The essential methodology for creating such a system is already embedded in many research practices. For instance, a study of Cicero’s letters may wish to know how many letters there are, who was the intended recipient for each letter, what people and places were mentioned in the letters, and where the letters were written. Similarly, a project of Greek garrisons may wish to identify garrisons, their locations, commanders, and establishing authority. Simply listing and assigning a unique ID to the various answers to these research questions creates the basic elements of a record. Using our examples above, each one of Cicero’s letters should be a new row in a spreadsheet, as should each establishing authority of a Greek garrison. Additional information, such as references to ancient sources, categories for the place/person, or extended notes for each record, should be entered into new columns.

Illustration 1: An example of a database with each instance of a Greek garrison in literature, papyri, or inscriptions assigned a unique ID. In addition, each entry is associated with a particular Pleiades ID and has additional columns describing different aspects of the garrison.

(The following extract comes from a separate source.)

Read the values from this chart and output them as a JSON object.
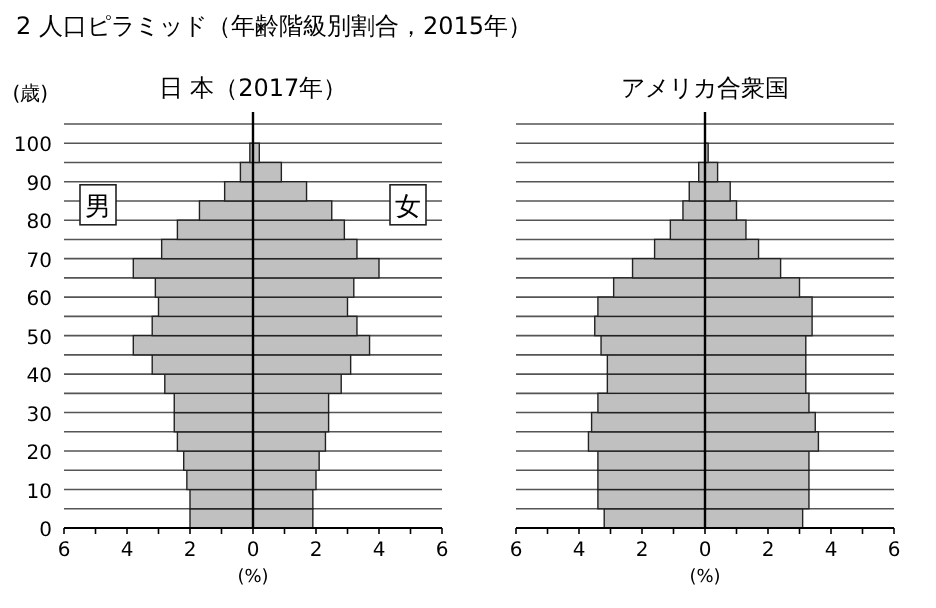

After establishing an entity and its various data fields in a database, the next task is to describe its relationship to other records. For projects that wish to use a form of social network analysis (SNA), this often takes the form of another spreadsheet/table which focuses on the edges, or connections between different entities (nodes in SNA terminology). In its most basic form such a table has a source column (the node about which the connection is about) and a target (what the source is connected to). For example, a project may wish to model the Seleukid kingdom as a sum of its component communities, with each edge taking the form of “community x is part of political entity y”. Such a relationship can be modeled as Abydos → subordinate → The Seleukid Kingdom (see Illustration 2). This spreadsheet/table can have additional columns further specifying the type of connection, source references, and human-readable titles in addition to the source and target IDs. In addition, each connection should have its own unique ID (which can simply be a sequence of numbers or some other arbitrary scheme) so they can be disambiguated and offered as LOD in their own right.